El tejido de los días

Carlos Aurensanz

Fragmento

Capítulo 1

1

Miércoles, 18 de enero

Apenas había dado unos pasos sobre los adoquines, los necesarios para alcanzar el bordillo de la acera, y Julia ya echaba de menos el calor del tranvía que la había llevado hasta allí, un calor que le había parecido excesivo, pero al que ansiaba regresar. Subir de nuevo a aquel traqueteante carromato eléctrico para emprender el camino de vuelta significaría que, mejor o peor, había superado el trance al que se enfrentaba. Solo tres mujeres habían llegado con ella al final del trayecto, y las tres se apresuraban a buscar el amparo de los muros del camposanto, arrebujadas con sus ropas de invierno, de muy distinta factura, cuyo único rasgo común era el color del luto. Al disponerse a seguirlas, reparó en que el conductor, que se había apurado a cerrar las puertas, las observaba alejarse, de pie junto a su asiento. Para él, pensó Julia, serían cuatro las viudas que aquella mañana heladora habían llegado al cementerio de Torrero para visitar a sus deudos. Se subió las solapas del grueso abrigo de paño negro, se ajustó el pañuelo del mismo color que le cubría el cabello y apretó el paso para no perder de vista a las otras mujeres mientras el cierzo desbocado le arrojaba contra las piernas las últimas hojas del otoño. Se maldijo por haber olvidado los guantes en la maleta al salir del hotel, pues la mano izquierda que sostenía el bolso no iba a encontrar el relativo alivio del que disfrutaba la diestra dentro del bolsillo.

Utilizó la puerta más cercana para acceder al camposanto y comprobó que las tres viudas se dirigían con decisión, cada una por su lado, al mar de nichos y sepulturas. Comprendió que en su caso lo más sensato sería buscar a alguien que pudiera darle cuenta de lo que buscaba, de forma que avanzó por el vial central. El Andador de Costa, cuyo nombre se anunciaba en llamativos carteles, la condujo hacia el sur entre manzanas de nichos que se sucedían de manera interminable. A lo lejos divisó algunos visitantes que parecían afanados limpiando lápidas. Llegó al límite opuesto del cementerio sin encontrar a nadie con quien cruzar palabra, pero su mirada quedó atrapada en una montaña artificial de escarpadas rocas sobre la que destacaba una reproducción en mármol de un templo que recordaba al Partenón de Atenas. Se trataba sin duda de un magnífico mausoleo, y el epitafio situado a un lado le sirvió para satisfacer su curiosidad y para explicarse el nombre del andador por el que había llegado: «Aragón a Joaquín Costa, nuevo Moisés de una España en éxodo. Con la vara de su verbo inflamado alumbró la fuente de las aguas vivas en el desierto estéril. Concibió leyes para conducir a su pueblo a la Tierra Prometida. No legisló».

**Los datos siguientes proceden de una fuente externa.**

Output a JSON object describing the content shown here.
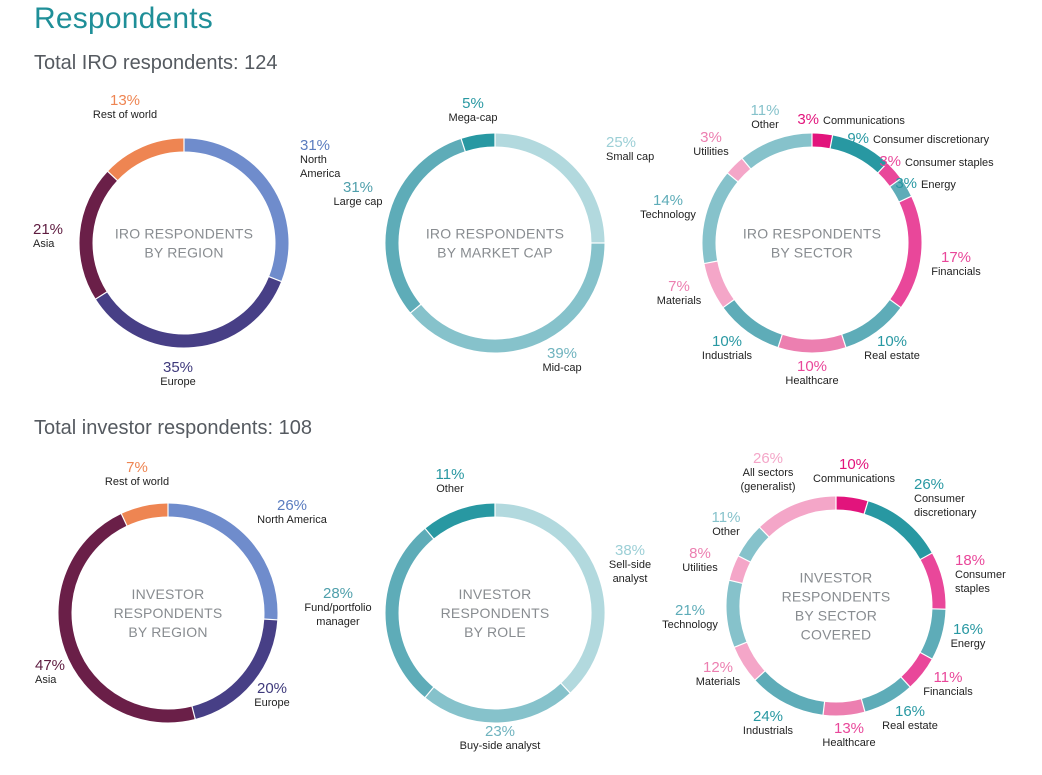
{
  "page_title": "Respondents",
  "sections": {
    "iro": {
      "title": "Total IRO respondents: 124"
    },
    "investor": {
      "title": "Total investor respondents: 108"
    }
  },
  "colors": {
    "rest_of_world": "#ee8552",
    "north_america": "#6f8ccc",
    "europe": "#473f86",
    "asia": "#6a1f48",
    "teal_dark": "#2898a2",
    "teal_mid": "#5eacb8",
    "teal_light": "#b2d9de",
    "teal_soft": "#86c2cb",
    "pink": "#e9479a",
    "pink_hot": "#e2147c",
    "pink_light": "#f4a6c8",
    "pink_soft": "#ec7fb0"
  },
  "chart_data": [
    {
      "type": "pie",
      "title": "IRO RESPONDENTS BY REGION",
      "slices": [
        {
          "label": "North America",
          "value": 31
        },
        {
          "label": "Europe",
          "value": 35
        },
        {
          "label": "Asia",
          "value": 21
        },
        {
          "label": "Rest of world",
          "value": 13
        }
      ]
    },
    {
      "type": "pie",
      "title": "IRO RESPONDENTS BY MARKET CAP",
      "slices": [
        {
          "label": "Mega-cap",
          "value": 5
        },
        {
          "label": "Small cap",
          "value": 25
        },
        {
          "label": "Mid-cap",
          "value": 39
        },
        {
          "label": "Large cap",
          "value": 31
        }
      ]
    },
    {
      "type": "pie",
      "title": "IRO RESPONDENTS BY SECTOR",
      "slices": [
        {
          "label": "Communications",
          "value": 3
        },
        {
          "label": "Consumer discretionary",
          "value": 9
        },
        {
          "label": "Consumer staples",
          "value": 3
        },
        {
          "label": "Energy",
          "value": 3
        },
        {
          "label": "Financials",
          "value": 17
        },
        {
          "label": "Real estate",
          "value": 10
        },
        {
          "label": "Healthcare",
          "value": 10
        },
        {
          "label": "Industrials",
          "value": 10
        },
        {
          "label": "Materials",
          "value": 7
        },
        {
          "label": "Technology",
          "value": 14
        },
        {
          "label": "Utilities",
          "value": 3
        },
        {
          "label": "Other",
          "value": 11
        }
      ]
    },
    {
      "type": "pie",
      "title": "INVESTOR RESPONDENTS BY REGION",
      "slices": [
        {
          "label": "North America",
          "value": 26
        },
        {
          "label": "Europe",
          "value": 20
        },
        {
          "label": "Asia",
          "value": 47
        },
        {
          "label": "Rest of world",
          "value": 7
        }
      ]
    },
    {
      "type": "pie",
      "title": "INVESTOR RESPONDENTS BY ROLE",
      "slices": [
        {
          "label": "Sell-side analyst",
          "value": 38
        },
        {
          "label": "Buy-side analyst",
          "value": 23
        },
        {
          "label": "Fund/portfolio manager",
          "value": 28
        },
        {
          "label": "Other",
          "value": 11
        }
      ]
    },
    {
      "type": "pie",
      "title": "INVESTOR RESPONDENTS BY SECTOR COVERED",
      "slices": [
        {
          "label": "Communications",
          "value": 10
        },
        {
          "label": "Consumer discretionary",
          "value": 26
        },
        {
          "label": "Consumer staples",
          "value": 18
        },
        {
          "label": "Energy",
          "value": 16
        },
        {
          "label": "Financials",
          "value": 11
        },
        {
          "label": "Real estate",
          "value": 16
        },
        {
          "label": "Healthcare",
          "value": 13
        },
        {
          "label": "Industrials",
          "value": 24
        },
        {
          "label": "Materials",
          "value": 12
        },
        {
          "label": "Technology",
          "value": 21
        },
        {
          "label": "Utilities",
          "value": 8
        },
        {
          "label": "Other",
          "value": 11
        },
        {
          "label": "All sectors (generalist)",
          "value": 26
        }
      ]
    }
  ]
}
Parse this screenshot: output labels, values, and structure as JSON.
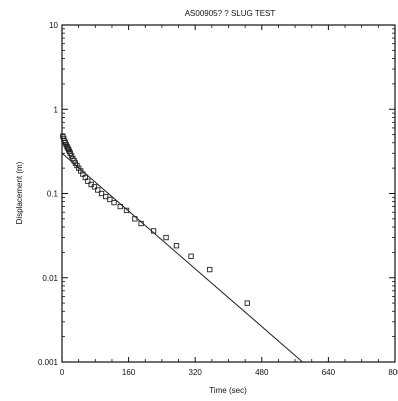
{
  "chart_data": {
    "type": "scatter",
    "title": "AS00905? ?   SLUG TEST",
    "xlabel": "Time (sec)",
    "ylabel": "Displacement (m)",
    "xlim": [
      0,
      800
    ],
    "ylim": [
      0.001,
      10
    ],
    "yscale": "log",
    "grid": false,
    "legend": "none",
    "x_ticks": [
      0,
      160,
      320,
      480,
      640,
      800
    ],
    "x_tick_labels": [
      "0",
      "160",
      "320",
      "480",
      "640",
      "800"
    ],
    "y_ticks": [
      10,
      1,
      0.1,
      0.01,
      0.001
    ],
    "y_tick_labels": [
      "10",
      "1",
      "0.1",
      "0.01",
      "0.001"
    ],
    "series": [
      {
        "marker": "open-square",
        "x": [
          2,
          4,
          6,
          8,
          10,
          12,
          14,
          16,
          18,
          20,
          23,
          26,
          29,
          32,
          36,
          40,
          45,
          50,
          56,
          62,
          70,
          78,
          86,
          95,
          105,
          115,
          125,
          140,
          155,
          175,
          190,
          220,
          250,
          275,
          310,
          355,
          445
        ],
        "y": [
          0.48,
          0.45,
          0.42,
          0.4,
          0.38,
          0.36,
          0.345,
          0.33,
          0.315,
          0.3,
          0.28,
          0.26,
          0.245,
          0.23,
          0.215,
          0.2,
          0.185,
          0.17,
          0.155,
          0.14,
          0.128,
          0.12,
          0.11,
          0.1,
          0.092,
          0.085,
          0.078,
          0.07,
          0.063,
          0.05,
          0.044,
          0.036,
          0.03,
          0.024,
          0.018,
          0.0125,
          0.005
        ]
      },
      {
        "type": "line",
        "x": [
          0,
          578
        ],
        "y": [
          0.3,
          0.001
        ]
      }
    ]
  }
}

Pensativa, se disponía a rodear el monumento cuando un hombre en ropa de faena atravesó el espacio entre dos manzanas de nichos cercanas. Se apresuró en su busca. A medida que reducía la distancia, comprobó que iba provisto de una gruesa zamarra de cuero encima del mono azul y de una boina que no evitaban la sensación de frío, a juzgar por su aspecto aterido. El hombre se descubrió la cabeza al entrar en una pequeña capilla y Julia se acercó dejando que las pisadas sobre la gravilla advirtieran de su presencia. El interior estaba en penumbra y el contraste con la mañana luminosa le impidió apreciar nada que no fueran sombras.

—Buenos días. ¿Hay alguien? —se anunció—. ¿Se puede entrar?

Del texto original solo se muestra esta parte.